ALAN WHALLEY'S WORLD

THE kneeling faithful leapt to their feet while the priest, arms waving and vestments flapping, raced to the rescue as a frantic runaway cow threatened to wreak havoc among the pews.

This was just one hairy episode from the era of the great town-centre cattle run, a twice-weekly challenge for local farmers and their herdsmen as they steered their beefstock through the streets of St Helens to the town-centre cattle grading station at Smithy Brow.

That particular Lowe House Church scare, in the middle of Mass, is graphically recounted for us by John Forster from Shoots Delph Farm, Moss Bank, who as a teenaged cow-hand helped to drive the herds on their pavement and tarmac-clad route to the Smithy Brow destination.

Happily, the church and congregation escaped unscathed as the priest gallants drove the wild-eyed cow out, to join the rest of the big round-up.

From 1940, meat was rationed and all livestock purchased by the Food Ministry, farmers being paid in shillings and pence per live hundredweight.

John has vivid memories of him and his farming relatives driving herds through the built-up area of town on Mondays and Tuesdays, and in the busy autumn on Wednesdays too.

Most of the time, things went relatively smoothly but on the odd occasion, when one of the beasts became spooked by a sudden noise or movement, mayhem could result.

John, still a cattle dealer, recalls broken shop windows, trampled gardens and terrified householders (suddenly confronted with a horned beast in the front parlour) trailing in the wake of the four-footed herd.

One cow even hopped on and off a stationary trolley bus. Yet, amazingly, this cow-punching ritual continued until around the 1950s.

As a 13-year-old school-leaver in 1946, John Forster was involved in it. "I helped to drive the cattle from three of our farms," says John, "the nearest being Cabbage Hall." This, now gone, was close to where the Windle Hotel now stands in Hard Lane, St Helens.

"The second was Fenney Bank at Moss Bank, farmed by my uncle, Willy Foster," he adds. The third was his dad, Jack Foster's, Shoots Delph Farm, a lofty spread along the Crank Caverns path which was John's home.

This was the furthest-flung of the three and presented its own particular problems, including the steep downward descent along Moss Bank hill.

Mondays were special days when John's dad would round up something like 200-plus cattle to be handled by three or four men, including John, together with Roy the cattle-dog. The cows would clatter down the slope of Moss Bank brow, scutter across the old railway level-crossing near the Railway pub and then face up to the challenge of crossing the busy East Lancashire Road, which had neither cattle bridge, lights nor proper crossing place.

Then the bellowing, anxious herd would head through Windle City and down North Road towards the final, though most hazardous, lap of the journey to the abbatoir at Smithy Brow.

"The children of Higher Grade School (now demolished and replaced by YMCA accommodation) sometimes caused mayhem by shouting and screaming," recalls John.

"And on one never-to-be-forgotten occasion a cow entered the furniture shop of Sarah Ann Taylor (known to locals as Sir Ann Taylor).

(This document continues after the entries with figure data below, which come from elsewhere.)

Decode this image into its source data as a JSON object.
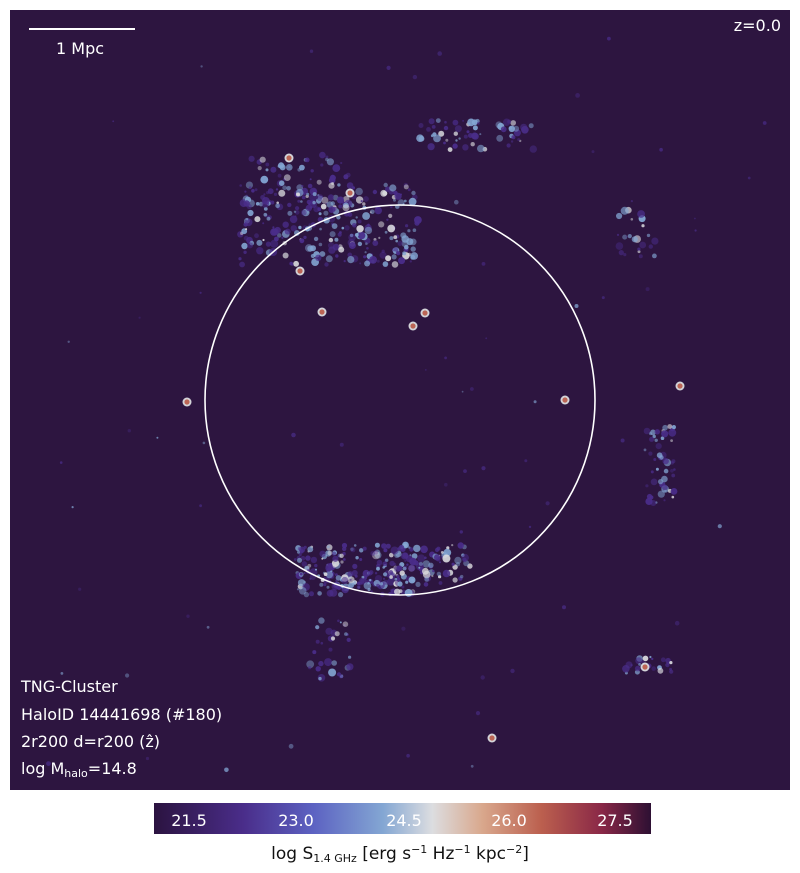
{
  "image": {
    "scale_bar_label": "1 Mpc",
    "redshift": "z=0.0",
    "simulation": "TNG-Cluster",
    "halo_id": "HaloID 14441698 (#180)",
    "projection": "2r200 d=r200 (ẑ)",
    "mass_prefix": "log M",
    "mass_subscript": "halo",
    "mass_value": "=14.8"
  },
  "colorbar": {
    "ticks": [
      "21.5",
      "23.0",
      "24.5",
      "26.0",
      "27.5"
    ],
    "label_prefix": "log S",
    "label_subscript": "1.4 GHz",
    "label_units_a": " [erg s",
    "label_exp1": "−1",
    "label_units_b": " Hz",
    "label_exp2": "−1",
    "label_units_c": " kpc",
    "label_exp3": "−2",
    "label_close": "]"
  },
  "colors": {
    "background": "#2d1540",
    "low": "#4a2d8a",
    "mid": "#83a6d3",
    "peak_light": "#dcdde0",
    "high": "#bb5f4e"
  }
}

It rejoined the rest of the herd by walking straight through the plate-glass display window!"

The old Central railway station had to be by-passed and the way to one of the most tricky parts of the drive - Victoria Square.

"Imagine trying to divert 200 cattle past an eight-street junction," says John in recalling the time when things were made even more difficult by the leaving open of gates leading down to the cellars of the Gamble Institute library.

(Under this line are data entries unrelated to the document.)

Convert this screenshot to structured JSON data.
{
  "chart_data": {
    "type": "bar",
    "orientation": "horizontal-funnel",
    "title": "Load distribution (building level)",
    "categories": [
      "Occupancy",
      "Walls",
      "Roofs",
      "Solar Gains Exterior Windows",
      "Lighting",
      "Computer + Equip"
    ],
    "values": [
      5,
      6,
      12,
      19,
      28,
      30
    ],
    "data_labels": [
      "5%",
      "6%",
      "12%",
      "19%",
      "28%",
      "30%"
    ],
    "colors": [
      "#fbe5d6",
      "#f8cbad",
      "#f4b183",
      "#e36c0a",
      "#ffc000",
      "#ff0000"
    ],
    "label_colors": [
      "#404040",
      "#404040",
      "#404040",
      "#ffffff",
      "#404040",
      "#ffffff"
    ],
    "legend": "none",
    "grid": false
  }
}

About 20 of the beasts galloped down the steps and took plenty of persuading to get them out again.

Another cow walked straight through an open front door to be shooed out by the indignant housewife.

It might sound astonishing now, but the herd was then driven into the top end of the main shopping drag of Church Street before negotiating the railway bridge and finally into Smithy Brow.

"The cow that stepped aboard a trolley bus was turned round the centre passenger handrail and back on to North Road," explains John, who also recalls a few problems at the very start of that hectic cattle drive.

"Any odd cows straying into the Moss Bank Mission School were shooed out by Mr Firth the headmaster, much to the bewilderment of the young pupils.

Well-remembered characters from the town's butchering past - including Norman Holt, Arthur McColl, Syd Fairclough and Harry Done - were kept busy with the weighing and cattle grading then.

The cattle were then allocated to all parts of Lancashire though some were driven back, into the heart of St Helens to the old Foundry Street abbatoir .

"Jack Burrows would give us a bob or two to do this for him," says John, "to save the slaughtermen walking them from Smithy Brow."

WHAT a splendid peep into the past, John! Makes St Helens sound as if it was once a wild North-West frontier town!